Imagine someone pointing a camera at you right now
I wonder if what I am doing is right or wrong. I’m not exactly sure. On one hand, I want to capture these moments to preserve the experience. On the other hand, would I be comfortable with someone capturing an image of me? I think about this whenever I pull out my camera to take a picture. Ultimately, I think of it in two specific ways:
1. What am I using the image for? Should I ask for permission?
2. If I stop to ask for permission, will the moment pass or the photo no longer be genuine?

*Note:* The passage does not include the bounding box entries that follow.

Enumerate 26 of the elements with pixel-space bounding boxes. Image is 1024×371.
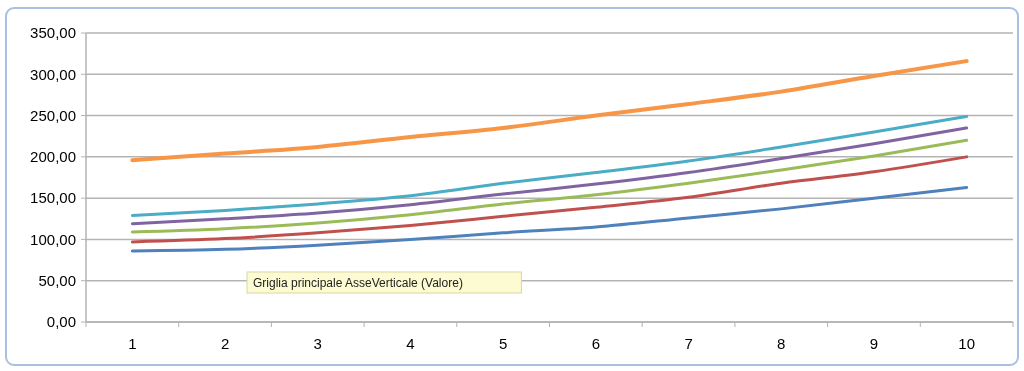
x-tick-label: 9 — [869, 335, 879, 352]
x-tick-label: 10 — [958, 335, 975, 352]
y-tick-label: 50,00 — [38, 271, 76, 289]
x-tick-label: 5 — [498, 335, 508, 352]
line-series — [130, 185, 969, 253]
y-tick-label: 250,00 — [30, 106, 76, 124]
x-tick-label: 2 — [220, 335, 230, 352]
line-series — [130, 126, 969, 226]
y-tick-label: 100,00 — [30, 230, 76, 248]
x-tick-label: 4 — [406, 335, 415, 352]
x-tick-label: 8 — [777, 335, 786, 352]
x-tick-label: 3 — [313, 335, 322, 352]
y-tick-label: 300,00 — [30, 65, 76, 83]
y-tick-label: 350,00 — [30, 24, 76, 42]
line-series — [130, 59, 969, 163]
line-series — [130, 155, 969, 244]
line-series — [130, 138, 969, 234]
y-tick-label: 200,00 — [30, 148, 76, 166]
annotation: Griglia principale AsseVerticale (Valore) — [253, 276, 463, 290]
y-tick-label: 150,00 — [30, 189, 76, 207]
tooltip: Griglia principale AsseVerticale (Valore) — [246, 271, 522, 294]
x-tick-label: 1 — [128, 335, 137, 352]
x-tick-label: 7 — [684, 335, 693, 352]
line-series — [130, 114, 969, 217]
y-tick-label: 0,00 — [46, 313, 76, 331]
x-tick-label: 6 — [591, 335, 601, 352]
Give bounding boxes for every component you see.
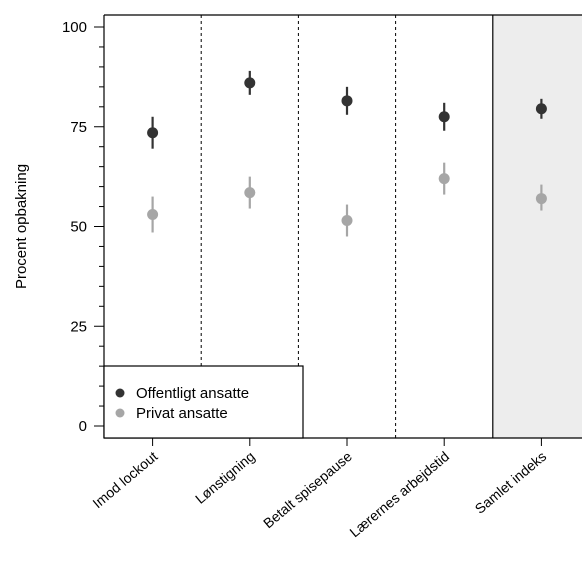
y-tick-label: 25: [70, 318, 87, 335]
y-tick-label: 0: [79, 418, 87, 435]
data-point-privat-ansatte: [438, 173, 450, 185]
x-tick-label-imod-lockout: Imod lockout: [89, 448, 160, 511]
data-point-offentligt-ansatte: [438, 111, 450, 123]
y-axis-title: Procent opbakning: [13, 164, 30, 289]
data-point-offentligt-ansatte: [244, 77, 256, 89]
data-point-offentligt-ansatte: [147, 127, 159, 139]
x-tick-label-betalt-spisepause: Betalt spisepause: [260, 448, 355, 531]
legend-box: [103, 365, 304, 439]
legend-marker-privat: [115, 408, 125, 418]
data-point-offentligt-ansatte: [535, 103, 547, 115]
data-point-privat-ansatte: [341, 215, 353, 227]
legend-marker-offentligt: [115, 388, 125, 398]
highlight-background: [492, 15, 582, 438]
data-point-privat-ansatte: [147, 209, 159, 221]
y-axis: 0 25 50 75 100: [62, 19, 104, 435]
y-tick-label: 75: [70, 119, 87, 136]
data-marks: [147, 70, 547, 237]
category-separators: [200, 15, 494, 438]
x-tick-label-l-rernes-arbejdstid: Lærernes arbejdstid: [346, 448, 452, 540]
data-point-privat-ansatte: [535, 193, 547, 205]
y-tick-label: 50: [70, 219, 87, 236]
data-point-privat-ansatte: [244, 187, 256, 199]
legend-label-privat: Privat ansatte: [136, 405, 228, 422]
legend-label-offentligt: Offentligt ansatte: [136, 385, 249, 402]
data-point-offentligt-ansatte: [341, 95, 353, 107]
x-tick-label-samlet-indeks: Samlet indeks: [472, 448, 550, 517]
legend: Offentligt ansatte Privat ansatte: [103, 365, 304, 439]
x-axis: Imod lockout Lønstigning Betalt spisepause…: [89, 438, 549, 540]
y-tick-label: 100: [62, 19, 87, 36]
x-tick-label-l-nstigning: Lønstigning: [192, 448, 258, 507]
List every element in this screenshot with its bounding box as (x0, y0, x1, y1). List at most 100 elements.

I remember speaking to some good friends who are professional photographers, and they speak of the need to get people’s permission as much as possible whenever taking photos. Yes, it may be uncomfortable to ask someone, but it’s important for all of us to respect others. Otherwise, we view people as property – or worse, we disregard a person’s right of choice. This is something we should always be conscious of. Are we respecting others when we travel? Are we respecting people’s right to choose?
I know I would want someone to ask me for my permission as much as possible, but I also understand sometimes this is not possible. I don’t think there is a black and white answer. However, I believe that informed decisions, made intentionally and out of respect for others, might be the best possible way. This goes not just for taking pictures, but for anything we do related to travel.
Children on an excursion leave a temple.
A street vendor in Mai Châu makes her daily grilled pork.
MCC has freshly made, daily staff meals.
This Cafe had it going on.
One of Hanoi’s many neat cafes.
We were amazed by the resourcefulness and creativity of vendors.
A couple does an engagement shoot at one of the many lakes.
A common scene to see food vendors displaying their goods in glass exhibits on the street.
I loved the traditional hats with these young hip guys.